Le opere di Giovanni Leto possono accompagnarci in questo percorso
interiore e fornire una chiave di lettura nuova e forte. La sua mostra, sviluppata
presso la Cappella dell’Incoronata di Palermo, risente inevitabilmente
del rapporto fra arte ed architettura, fra genius loci e sacralità degli spazi
grazie alla sua pratica trasformativa che è ricerca della verità. L’arte non
giunge mai ad una verità definitiva, perché la natura delle cose sembra non
poter essere pensata direttamente, e rimane sempre un campo infinito di
possibilità cangiante, senza forma né struttura.
Giovanni Leto investiga la realtà tramite esperienze, significati e materia.
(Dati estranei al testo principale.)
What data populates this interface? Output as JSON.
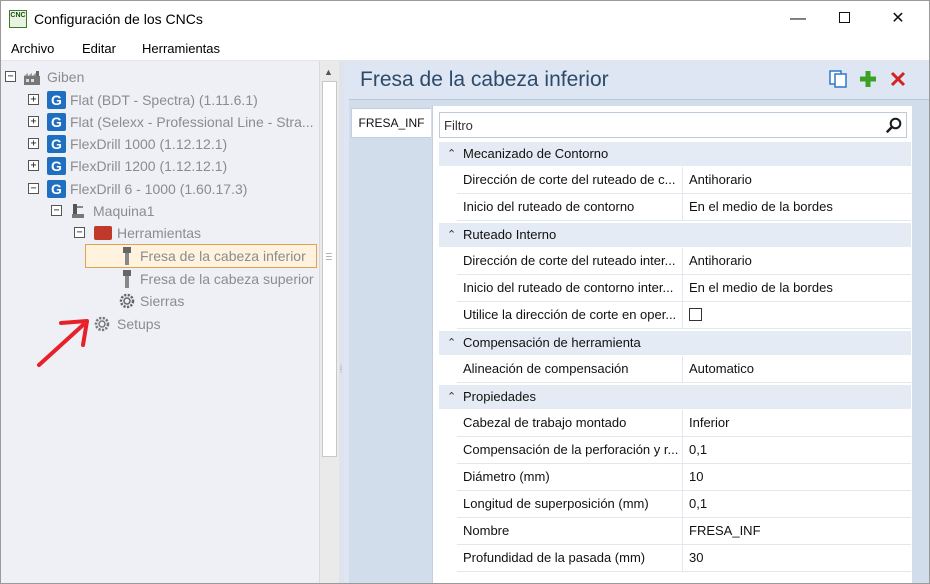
{
  "window": {
    "icon_text": "CNC",
    "title": "Configuración de los CNCs",
    "minimize": "—",
    "close": "✕"
  },
  "menu": [
    "Archivo",
    "Editar",
    "Herramientas"
  ],
  "tree": {
    "root": "Giben",
    "cnc_items": [
      "Flat (BDT - Spectra) (1.11.6.1)",
      "Flat (Selexx - Professional Line - Stra...",
      "FlexDrill 1000 (1.12.12.1)",
      "FlexDrill 1200 (1.12.12.1)",
      "FlexDrill 6 - 1000 (1.60.17.3)"
    ],
    "machine": "Maquina1",
    "tools_folder": "Herramientas",
    "tool_items": [
      "Fresa de la cabeza inferior",
      "Fresa de la cabeza superior",
      "Sierras"
    ],
    "setups": "Setups"
  },
  "panel": {
    "title": "Fresa de la cabeza inferior",
    "tab_label": "FRESA_INF",
    "filter_placeholder": "Filtro"
  },
  "properties": [
    {
      "category": "Mecanizado de Contorno",
      "rows": [
        {
          "name": "Dirección de corte del ruteado de c...",
          "value": "Antihorario"
        },
        {
          "name": "Inicio del ruteado de contorno",
          "value": "En el medio de la bordes"
        }
      ]
    },
    {
      "category": "Ruteado Interno",
      "rows": [
        {
          "name": "Dirección de corte del ruteado inter...",
          "value": "Antihorario"
        },
        {
          "name": "Inicio del ruteado de contorno inter...",
          "value": "En el medio de la bordes"
        },
        {
          "name": "Utilice la dirección de corte en oper...",
          "value": "",
          "checkbox": true,
          "checked": false
        }
      ]
    },
    {
      "category": "Compensación de herramienta",
      "rows": [
        {
          "name": "Alineación de compensación",
          "value": "Automatico"
        }
      ]
    },
    {
      "category": "Propiedades",
      "rows": [
        {
          "name": "Cabezal de trabajo montado",
          "value": "Inferior"
        },
        {
          "name": "Compensación de la perforación y r...",
          "value": "0,1"
        },
        {
          "name": "Diámetro (mm)",
          "value": "10"
        },
        {
          "name": "Longitud de superposición (mm)",
          "value": "0,1"
        },
        {
          "name": "Nombre",
          "value": "FRESA_INF"
        },
        {
          "name": "Profundidad de la pasada (mm)",
          "value": "30"
        }
      ]
    }
  ],
  "colors": {
    "selection_bg": "#fff2de",
    "selection_border": "#e3a24a",
    "annotation_arrow": "#e8202a",
    "node_icon_blue": "#1f6fc0"
  }
}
La carta è apparentemente una materia fragile e quasi impalpabile eppure
le forme che questo artista siciliano impone e modella la rendono tenace e
solida. Non è casuale il riferimento a quel “Deserto dei Tartari”, memoria di
uno straordinario Giovanni Soldati, dove il paesaggio geografico è specchio
del tratto umano spesso solitario ed arrendevole ma in cerca di tenacia e
solidità.
La nostra visita, alla scoperta delle opere di Giovanni Leto e dei luoghi
che le accolgono, non dovrà limitarsi ad istituire relazioni, leggi e norme
ma a considerare che la materia è sempre, nel suo processo nascente di
individuazione, strumento per completare l’intero del nostro sapere.
Bibl.: Luigi Biondo, Presentazione, Giovanni Leto Ritratto D’Ignoto, ed. Ezio Pagano, 2019 Bagheria (PA)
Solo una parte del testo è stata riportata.